Bu gelir kasabada karayolunu önemli bir kazanç simgesi yaparken, ilçenin hatırı sayılır zenginleri de bu yıllarda ortaya çıkmaya başladı. 1990'lı yıllar karayolunda Güneydoğulu işadamlarının yatırım yaptığı ve aynı zamanda modern dinlenme tesislerinin sayısının arttığı yıllardı. Karayolundaki ekonomik rant, yerli yatırımcıyla ilçede sayıları her geçen gün artan Güneydoğulu yatırımcının arasındaki çekişmeyi artırdı..."

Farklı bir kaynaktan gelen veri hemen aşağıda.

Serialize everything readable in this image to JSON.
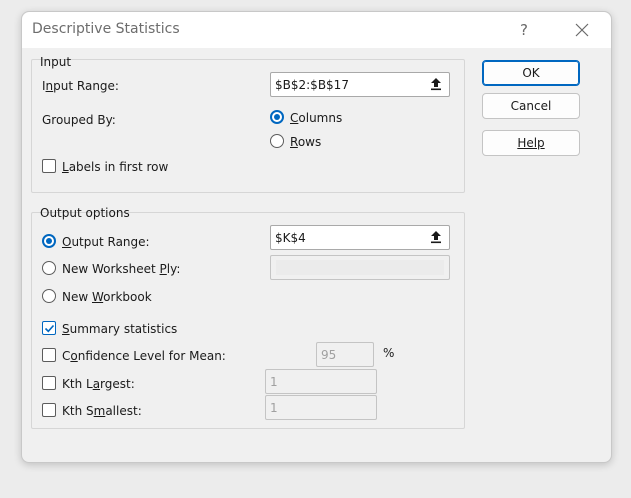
{
  "dialog": {
    "title": "Descriptive Statistics",
    "help_glyph": "?",
    "close_glyph": "✕"
  },
  "input": {
    "legend": "Input",
    "range_label_pre": "I",
    "range_label_accel": "n",
    "range_label_post": "put Range:",
    "range_value": "$B$2:$B$17",
    "grouped_by_label": "Grouped By:",
    "columns_accel": "C",
    "columns_rest": "olumns",
    "rows_accel": "R",
    "rows_rest": "ows",
    "labels_accel": "L",
    "labels_rest": "abels in first row"
  },
  "output": {
    "legend": "Output options",
    "output_range_accel": "O",
    "output_range_rest": "utput Range:",
    "output_range_value": "$K$4",
    "new_ply_pre": "New Worksheet ",
    "new_ply_accel": "P",
    "new_ply_post": "ly:",
    "new_workbook_pre": "New ",
    "new_workbook_accel": "W",
    "new_workbook_post": "orkbook",
    "summary_accel": "S",
    "summary_rest": "ummary statistics",
    "confidence_pre": "C",
    "confidence_accel": "o",
    "confidence_post": "nfidence Level for Mean:",
    "confidence_value": "95",
    "percent": "%",
    "kth_largest_pre": "Kth L",
    "kth_largest_accel": "a",
    "kth_largest_post": "rgest:",
    "kth_largest_value": "1",
    "kth_smallest_pre": "Kth S",
    "kth_smallest_accel": "m",
    "kth_smallest_post": "allest:",
    "kth_smallest_value": "1"
  },
  "buttons": {
    "ok": "OK",
    "cancel": "Cancel",
    "help": "Help"
  },
  "state": {
    "grouped_by": "Columns",
    "labels_in_first_row": false,
    "output_option": "Output Range",
    "summary_statistics": true,
    "confidence_level": false,
    "kth_largest": false,
    "kth_smallest": false
  },
  "icons": {
    "range_select": "collapse-dialog-arrow-icon"
  },
  "colors": {
    "accent": "#0067c0"
  }
}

İlçede yaşayan Türkler Kürtler, Lazlar, Çerkezler ve birçok etnik kökenden insanıyla Türkiye'nin küçültülmüş bir profilini andıran Susurluk'ta yaşanan etnik şiddet olaylarını irdeleyen kitabın önsözünü yazan gazeteci - yazar Kemal Can, "Bütün tarafları kendi öyküleri ve olaylar dizisindeki ilişki ağlarıyla birlikte ele alan ve hemen her detaya bakmaya çalışan bu kitapta karşımıza, Türkiye'nin çeşitli defalar farklı mekânlarda ve başka gerekçelerle yaşadığı ve daha önemlisi hâlâ yaşama riski altında bulunduğu bir çarpık toplumsallaşmanın resmi çıkıyor" diyor.
Recep İpek'i memleketi Bismil'den Susurluk'a göç ettiren nedenleri anlatarak başlayan kitap, 16 bölümden oluşuyor. Olayları tetiklediği düşünülen cinayeti anlatmayı kitabın sonlarına bırakan Aydın, Kürtlere karşı şiddet ve bu şiddeti yaşatanların profili, olayların sanıkları ve mağdurları, yerel siyasetçiler, kızları öldürülen Çaldıran çifti, sanık İpek'in ağabeyi Ömer İpek'le yapılan röportajlara da yer verilmiş.
Kitapta, Susurluk'un profili ve tarihçesi ile tüm Türkiye'de meşhur olmasına 'neden olan' o malum kaza ve çeteye ilişkin bilgiler de yer alıyor.